Every now and again, usually towards the end of one of my reviews, I suggest that an artist has done something so remarkable, they deserve an award. So I give them one.
The Background
Where's Runnicles Awards aren't terribly typical. Most awards, be they the Oscars or the Nobel Prize (or others closer to our level), are awarded on a regular basis. This begs the question of what happens in a year when no remarkable candidates exist or when there is an embarrassment of riches? The result is unfair. The mathematical Fields Medal partially gets around this by awarding every four years to a variable number.
We here have adopted a different and altogether more ad hoc approach. If something brilliant arises deserving an award, it gets one there and then, and an absurdly specific one at that. It may never be awarded again; it may be awarded the very next week.
A Where's Runnicles Award carries no actual prize, physical or financial, and brings nothing more than the glory, or infamy (since they can also be awarded for bad things), of the title, whatever that may mean. They are always named after someone, usually their inaugural recipient, and have absurdly overlong and complicated names. But that's part of the fun.
So, if it's all a little slapdash, why have a whole post about it? Well, we've given out enough that I'm struggling to remember what there have been and who's had them, so this is as much an aide-memoire as anything else.
Since there isn't much structure, I will go through the awards in the order they were created, save splitting the good and the bad.

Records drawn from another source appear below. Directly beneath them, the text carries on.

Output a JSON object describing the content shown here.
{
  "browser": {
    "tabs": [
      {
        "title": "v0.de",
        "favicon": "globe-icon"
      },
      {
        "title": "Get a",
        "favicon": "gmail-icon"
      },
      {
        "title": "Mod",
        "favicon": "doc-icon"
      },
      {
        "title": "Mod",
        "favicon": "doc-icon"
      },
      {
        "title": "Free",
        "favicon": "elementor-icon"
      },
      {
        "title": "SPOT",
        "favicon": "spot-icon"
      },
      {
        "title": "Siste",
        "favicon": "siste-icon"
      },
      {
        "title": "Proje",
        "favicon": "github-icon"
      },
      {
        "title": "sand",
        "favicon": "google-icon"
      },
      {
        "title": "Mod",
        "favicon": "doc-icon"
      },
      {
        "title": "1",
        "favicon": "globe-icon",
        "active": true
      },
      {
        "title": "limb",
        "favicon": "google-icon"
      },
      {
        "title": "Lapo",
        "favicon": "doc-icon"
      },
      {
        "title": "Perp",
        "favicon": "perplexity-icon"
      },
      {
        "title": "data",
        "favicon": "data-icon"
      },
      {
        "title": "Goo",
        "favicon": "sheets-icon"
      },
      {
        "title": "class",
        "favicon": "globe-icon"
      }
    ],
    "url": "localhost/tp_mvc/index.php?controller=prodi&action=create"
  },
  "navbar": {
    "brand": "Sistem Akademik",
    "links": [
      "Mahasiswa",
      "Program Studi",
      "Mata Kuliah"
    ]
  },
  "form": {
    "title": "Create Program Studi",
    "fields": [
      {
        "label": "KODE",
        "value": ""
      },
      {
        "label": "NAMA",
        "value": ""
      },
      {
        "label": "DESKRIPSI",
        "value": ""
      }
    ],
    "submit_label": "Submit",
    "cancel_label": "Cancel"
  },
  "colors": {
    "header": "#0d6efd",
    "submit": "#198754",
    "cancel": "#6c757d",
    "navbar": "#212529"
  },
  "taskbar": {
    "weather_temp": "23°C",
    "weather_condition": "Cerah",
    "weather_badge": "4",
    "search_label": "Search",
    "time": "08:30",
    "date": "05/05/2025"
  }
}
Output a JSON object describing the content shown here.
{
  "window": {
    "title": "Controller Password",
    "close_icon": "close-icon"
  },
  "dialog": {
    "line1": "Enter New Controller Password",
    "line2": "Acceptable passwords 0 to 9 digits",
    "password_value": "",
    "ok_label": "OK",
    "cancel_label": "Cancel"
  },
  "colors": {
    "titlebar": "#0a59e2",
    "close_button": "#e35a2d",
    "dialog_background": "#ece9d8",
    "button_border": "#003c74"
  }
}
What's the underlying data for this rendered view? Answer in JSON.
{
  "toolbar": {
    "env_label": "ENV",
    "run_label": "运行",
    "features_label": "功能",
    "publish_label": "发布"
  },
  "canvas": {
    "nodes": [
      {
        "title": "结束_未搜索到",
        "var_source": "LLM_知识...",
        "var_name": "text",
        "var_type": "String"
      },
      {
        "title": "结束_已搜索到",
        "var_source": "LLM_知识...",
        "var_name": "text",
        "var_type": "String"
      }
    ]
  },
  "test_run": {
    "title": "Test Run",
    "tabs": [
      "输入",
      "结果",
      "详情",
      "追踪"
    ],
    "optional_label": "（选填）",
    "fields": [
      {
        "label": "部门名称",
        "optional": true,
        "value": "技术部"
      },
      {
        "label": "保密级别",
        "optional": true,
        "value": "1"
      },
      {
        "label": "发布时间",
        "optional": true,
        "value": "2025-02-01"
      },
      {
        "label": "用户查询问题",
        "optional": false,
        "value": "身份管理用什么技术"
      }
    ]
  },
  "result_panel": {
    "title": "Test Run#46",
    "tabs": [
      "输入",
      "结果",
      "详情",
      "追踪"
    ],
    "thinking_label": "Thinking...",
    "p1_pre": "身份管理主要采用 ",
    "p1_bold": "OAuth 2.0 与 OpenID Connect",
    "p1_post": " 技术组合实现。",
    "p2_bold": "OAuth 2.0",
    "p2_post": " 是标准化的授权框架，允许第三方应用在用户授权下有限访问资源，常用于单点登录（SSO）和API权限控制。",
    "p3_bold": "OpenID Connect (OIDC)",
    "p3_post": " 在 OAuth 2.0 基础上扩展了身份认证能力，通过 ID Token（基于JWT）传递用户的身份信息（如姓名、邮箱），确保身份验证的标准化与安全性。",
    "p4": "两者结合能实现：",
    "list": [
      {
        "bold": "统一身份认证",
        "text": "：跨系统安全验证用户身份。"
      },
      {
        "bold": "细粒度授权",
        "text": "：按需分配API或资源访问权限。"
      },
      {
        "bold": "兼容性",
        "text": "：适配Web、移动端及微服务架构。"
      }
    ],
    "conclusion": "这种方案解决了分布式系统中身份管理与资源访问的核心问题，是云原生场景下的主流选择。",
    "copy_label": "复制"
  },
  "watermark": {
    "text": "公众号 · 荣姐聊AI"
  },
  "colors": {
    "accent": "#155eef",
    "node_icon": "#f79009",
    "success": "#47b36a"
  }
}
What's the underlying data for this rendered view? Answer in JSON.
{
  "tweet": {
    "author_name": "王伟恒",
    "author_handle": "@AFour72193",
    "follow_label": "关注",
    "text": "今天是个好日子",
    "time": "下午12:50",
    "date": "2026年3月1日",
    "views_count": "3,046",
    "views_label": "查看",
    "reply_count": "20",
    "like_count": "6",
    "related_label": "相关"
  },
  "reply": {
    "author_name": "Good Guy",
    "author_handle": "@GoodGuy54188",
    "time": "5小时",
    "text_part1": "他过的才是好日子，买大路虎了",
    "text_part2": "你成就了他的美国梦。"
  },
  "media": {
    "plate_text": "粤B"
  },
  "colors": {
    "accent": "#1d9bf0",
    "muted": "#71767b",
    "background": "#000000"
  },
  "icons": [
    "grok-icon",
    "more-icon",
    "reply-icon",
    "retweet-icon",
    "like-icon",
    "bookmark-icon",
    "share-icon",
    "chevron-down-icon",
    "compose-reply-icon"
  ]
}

There is a link to the review that gained them their title (the first recipient's review may explain any odd quirks in the name).
Last updated - 2009-11-07
The Good Awards
The Rachel Barton Pine Award for Encores that Alone Justify the Ticket Price
The Aaron Sorkin Award for Writing a Script That Makes Sport Compelling to People Who Couldn't Usually Care Less About It
We never actually officially gave one to Aaron Sorkin for Sport's Night, his genius show set behind the scenes of a TV sports news programme, so here it is.
The Peter Mew and Mark Wilder Award for Audio Remastering that Genuinely and Significantly Adds to and Improves upon Previous Releases
The Gary Walker Award for Stepping into Gargantuan Shoes at the Last Minute and Turning in a Fantastic Performance
The James Lowe and Scottish Chamber Orchestra award for a Brilliant Performance of a Fiendishly Tricky Work
The Paul King Award for a Stunning, Meticulously Crafted, Poignant and Hilarious Odyssey through the Imagination
The Enchanted Pig Award for a Production Team who Inventively Transport the Audience to Another World and Should Never Be Out of Work Again
The Opera Group Award for an Ensemble who Quickly and Effortlessly Glide Through Countless Costume Changes, Portraying Myriad Parts to Perfection
The Donald Runnicles Award for Outstanding Placement of Offstage Instruments to Produce a Magical Effect, Unreproducible on even the Very Best Hi-Fi Equipment
The Bad Awards
The Jose Serebrier Award for Inappropriate Encores
The Niles Crane 'Sprinkling Hand' Award for Production Teams who Should Never be Permitted to Work in that Capacity Ever Again
This award, of course, breaks one of the rules, but since it was only the third ever created we'll let it off. Named, not for it's recipient, how could Niles Crane earn a bad award, but rather from a quote by the character.
The George Lucas Award for Defectating on the Glorious Memories of a Once Fine Franchise
This award was mentioned in my reivew of Red Dwarf's ignominious return. However, it wasn't actually awarded. Doug Naylor tried his best, bless him, but in the end he simply wasn't in Lucas's league. Properly, though, I suppose the award should be given to Lucas for The Phantom Menace (1999), Attack of the Clones (2002) and Indiana Jones and the Kingdom of the Crystal Skull (2008). If anyone is wondering why Revenge of the Sith (2005) is missing, it's only because I haven't seen it.
The Star Trek Award for Out of Place Product Placement
Philippa Ibbotson Award for a Bafflingly Terrible Piece of Arts Journalism that Reads Like it was Written by Someone for whom the Arts are a Foreign Country and which was Inexplicably Unhindered by the Editorial Process
The Future...
This list will grow and be added to as more awards are created and given away so keep an eye out.